Basic Procedures (such as fillings and a tooth extraction) are usually reimbursed at a slightly lower percentage (for example, 70 to 80%).
Major Procedures (such as crowns, root canals and implants) are usually reimbursed at a lower percentage (for example, 50%).
You pay a fixed dollar amount for certain covered services (some services may have no copayment), instead of a percentage. When you enroll, you receive a list of covered services and their copayment amounts. These types of plans usually have no annual deductibles and no maximum amounts for covered benefits.

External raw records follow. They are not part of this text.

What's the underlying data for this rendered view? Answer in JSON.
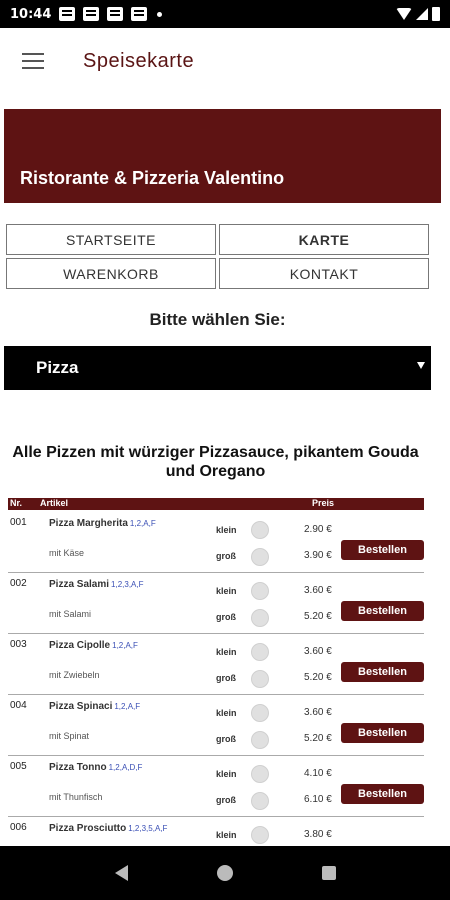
{
  "status_bar": {
    "time": "10:44"
  },
  "app_bar": {
    "title": "Speisekarte"
  },
  "banner": {
    "restaurant_name": "Ristorante & Pizzeria Valentino"
  },
  "nav": {
    "startseite": "STARTSEITE",
    "karte": "KARTE",
    "warenkorb": "WARENKORB",
    "kontakt": "KONTAKT"
  },
  "choose_label": "Bitte wählen Sie:",
  "category_select": {
    "selected": "Pizza"
  },
  "section_heading": "Alle Pizzen mit würziger Pizzasauce, pikantem Gouda und Oregano",
  "table": {
    "headers": {
      "nr": "Nr.",
      "artikel": "Artikel",
      "preis": "Preis"
    },
    "size_small": "klein",
    "size_large": "groß",
    "order_label": "Bestellen",
    "items": [
      {
        "nr": "001",
        "name": "Pizza Margherita",
        "additives": "1,2,A,F",
        "sub": "mit Käse",
        "price_small": "2.90 €",
        "price_large": "3.90 €"
      },
      {
        "nr": "002",
        "name": "Pizza Salami",
        "additives": "1,2,3,A,F",
        "sub": "mit Salami",
        "price_small": "3.60 €",
        "price_large": "5.20 €"
      },
      {
        "nr": "003",
        "name": "Pizza Cipolle",
        "additives": "1,2,A,F",
        "sub": "mit Zwiebeln",
        "price_small": "3.60 €",
        "price_large": "5.20 €"
      },
      {
        "nr": "004",
        "name": "Pizza Spinaci",
        "additives": "1,2,A,F",
        "sub": "mit Spinat",
        "price_small": "3.60 €",
        "price_large": "5.20 €"
      },
      {
        "nr": "005",
        "name": "Pizza Tonno",
        "additives": "1,2,A,D,F",
        "sub": "mit Thunfisch",
        "price_small": "4.10 €",
        "price_large": "6.10 €"
      },
      {
        "nr": "006",
        "name": "Pizza Prosciutto",
        "additives": "1,2,3,5,A,F",
        "sub": "",
        "price_small": "3.80 €",
        "price_large": ""
      }
    ]
  }
}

If your dental care is extensive and you want to plan ahead for the cost, you can ask your dentist to submit a pre-treatment estimate. This estimate includes an overview of services covered by your dental plan and how coinsurance, deductibles and dollar maximum limits might affect your share of the cost. While it is not a guarantee of payment, a pre-treatment estimate can help you predict your out-of-pocket costs.
Limitations and Exclusions
Dental plans are intended to cover part of your dental expenses, so coverage may not extend to all of your dental needs. A typical plan has limitations such as the number of times you can receive a cleaning each year. In addition, some procedures may be not be covered at all, which is referred to as an exclusion. Review your plan booklet and obtain a pre-treatment estimate to see how any limitations or exclusions would affect your share of the cost.